To perform leave-one-out cross-validation (LOOCV), the data of six subjects were split into training data and the data of the remaining subjects into test data, and this was repeated until all subjects’ data were used as the test data. This is equivalent to k-fold cross-validation with \(k=7\). The number of images in the training and test data is different for each subject in the test data, but the number of images in the test data is more than 300 for all data sets. The conclusive discrimination rate was the average of the rates obtained by LOOCV.

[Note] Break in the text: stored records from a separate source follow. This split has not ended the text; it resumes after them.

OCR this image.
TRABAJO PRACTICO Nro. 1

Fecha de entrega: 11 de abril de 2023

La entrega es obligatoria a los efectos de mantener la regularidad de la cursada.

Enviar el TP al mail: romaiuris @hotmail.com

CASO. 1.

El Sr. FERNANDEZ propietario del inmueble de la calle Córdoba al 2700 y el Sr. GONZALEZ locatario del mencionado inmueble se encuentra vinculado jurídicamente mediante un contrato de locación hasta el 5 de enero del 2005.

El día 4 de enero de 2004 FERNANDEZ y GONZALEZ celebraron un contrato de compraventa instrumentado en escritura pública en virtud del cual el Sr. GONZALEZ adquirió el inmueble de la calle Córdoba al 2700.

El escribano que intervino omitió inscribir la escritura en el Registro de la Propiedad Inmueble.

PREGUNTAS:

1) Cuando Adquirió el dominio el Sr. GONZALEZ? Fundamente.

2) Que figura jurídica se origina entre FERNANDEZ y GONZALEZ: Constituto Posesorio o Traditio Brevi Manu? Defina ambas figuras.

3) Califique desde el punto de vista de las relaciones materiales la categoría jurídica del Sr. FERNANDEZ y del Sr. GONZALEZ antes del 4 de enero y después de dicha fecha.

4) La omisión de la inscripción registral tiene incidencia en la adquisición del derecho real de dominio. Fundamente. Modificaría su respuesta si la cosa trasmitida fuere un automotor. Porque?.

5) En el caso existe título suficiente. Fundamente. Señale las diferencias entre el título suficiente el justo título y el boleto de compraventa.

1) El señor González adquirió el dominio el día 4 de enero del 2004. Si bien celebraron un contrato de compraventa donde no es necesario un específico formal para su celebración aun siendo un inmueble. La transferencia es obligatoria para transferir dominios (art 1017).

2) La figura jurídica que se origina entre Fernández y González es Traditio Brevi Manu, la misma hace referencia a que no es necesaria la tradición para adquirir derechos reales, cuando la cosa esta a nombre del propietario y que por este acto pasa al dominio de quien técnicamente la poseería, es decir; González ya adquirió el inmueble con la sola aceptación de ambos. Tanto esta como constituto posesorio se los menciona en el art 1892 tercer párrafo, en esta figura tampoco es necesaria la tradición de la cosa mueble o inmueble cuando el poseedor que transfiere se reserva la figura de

3.3 Results and discussion

Fig. 6
figure 6

Discrimination rate of drowsiness levels using CNN (N = 7). Error bars represent the standard error. (Two levels of drowsiness)

Fig. 7
figure 7

Discrimination rate of drowsiness levels using CNN (N = 7). Error bars represent the standard error. (Three levels of drowsiness)

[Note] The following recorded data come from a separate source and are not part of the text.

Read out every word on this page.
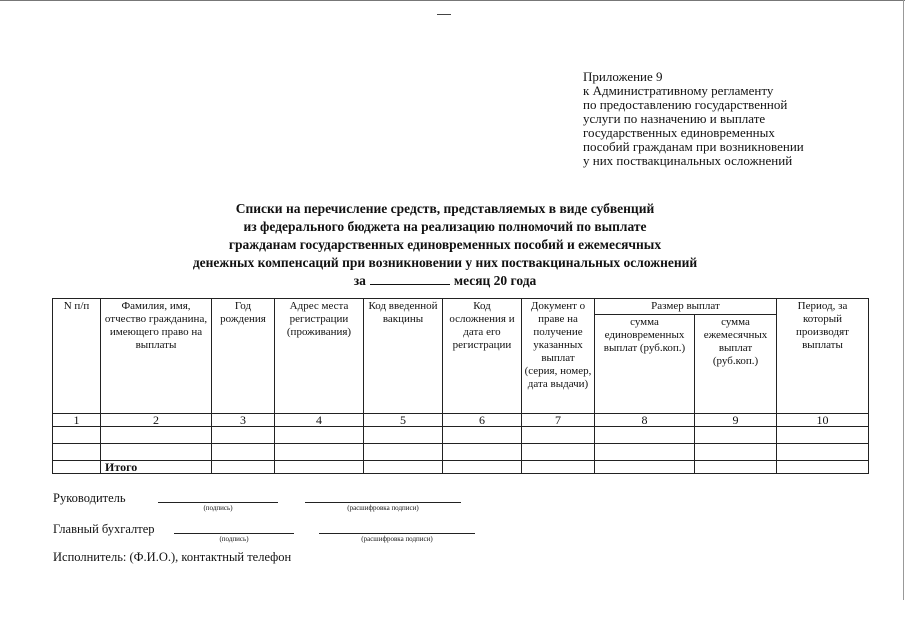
Приложение 9
к Административному регламенту
по предоставлению государственной
услуги по назначению и выплате
государственных единовременных
пособий гражданам при возникновении
у них поствакцинальных осложнений
Списки на перечисление средств, представляемых в виде субвенций
из федерального бюджета на реализацию полномочий по выплате
гражданам государственных единовременных пособий и ежемесячных
денежных компенсаций при возникновении у них поствакцинальных осложнений
за	месяц 20 года
N п/п	Фамилия, имя, отчество гражданина, имеющего право на выплаты	Год рождения	Адрес места регистрации (проживания)	Код введенной вакцины	Код осложнения и дата его регистрации	Документ о правe на получение указанных выплат (серия, номер, дата выдачи)	Размер выплат		Период, за который производят выплаты
							сумма единовременных выплат (руб.коп.)	сумма ежемесячных выплат (руб.коп.)	
1	2	3	4	5	6	7	8	9	10

	Итого								
Руководитель
(подпись)	(расшифровка подписи)
Главный бухгалтер
(подпись)	(расшифровка подписи)
Исполнитель: (Ф.И.О.), контактный телефон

This section describes the results of the experiments in Sect. 3.1. Figures 6 and 7 show the discrimination rates of the estimated two- and three-level drowsiness levels. In all patterns, our method slightly improved the discrimination rate of drowsiness levels over Normal. This suggests that SN-FTIs reduce individual differences in the facial structure on drowsiness estimation. However, the discrimination rate is still low, and it is necessary to construct an optimal network for SN-FTIs.

4 Conclusions

As mentioned in the introduction, the objective of this study is to develop a method for SN-FTI and to evaluate the effect of SN-FTI on the estimation of physiological and psychological states. First, we attempted spatial normalization using facial features. The results suggested that SN-FTI would result in the same face shape among individuals. Since there are individual differences in facial skin temperature distribution, the inter-individual correlation coefficient is suggested to be lower than the intra-individual correlation coefficient. Next, we modeled the estimated drowsiness level using SN-FTIs and compared it with Normal. The results showed that SN-FTI slightly improved the discrimination rate of drowsiness level. SN-FTIs were suggested to reduce the effect of individual differences in facial structure on the estimation of physiological and psychological states.

In this study, we used the same network as in the previous study to evaluate the SN-FTI for estimating drowsiness. In the future, we plan to attempt to build an optimal model of the SN-FTI. We also plan to use the SN-FTI for the evaluation of indices other than drowsiness.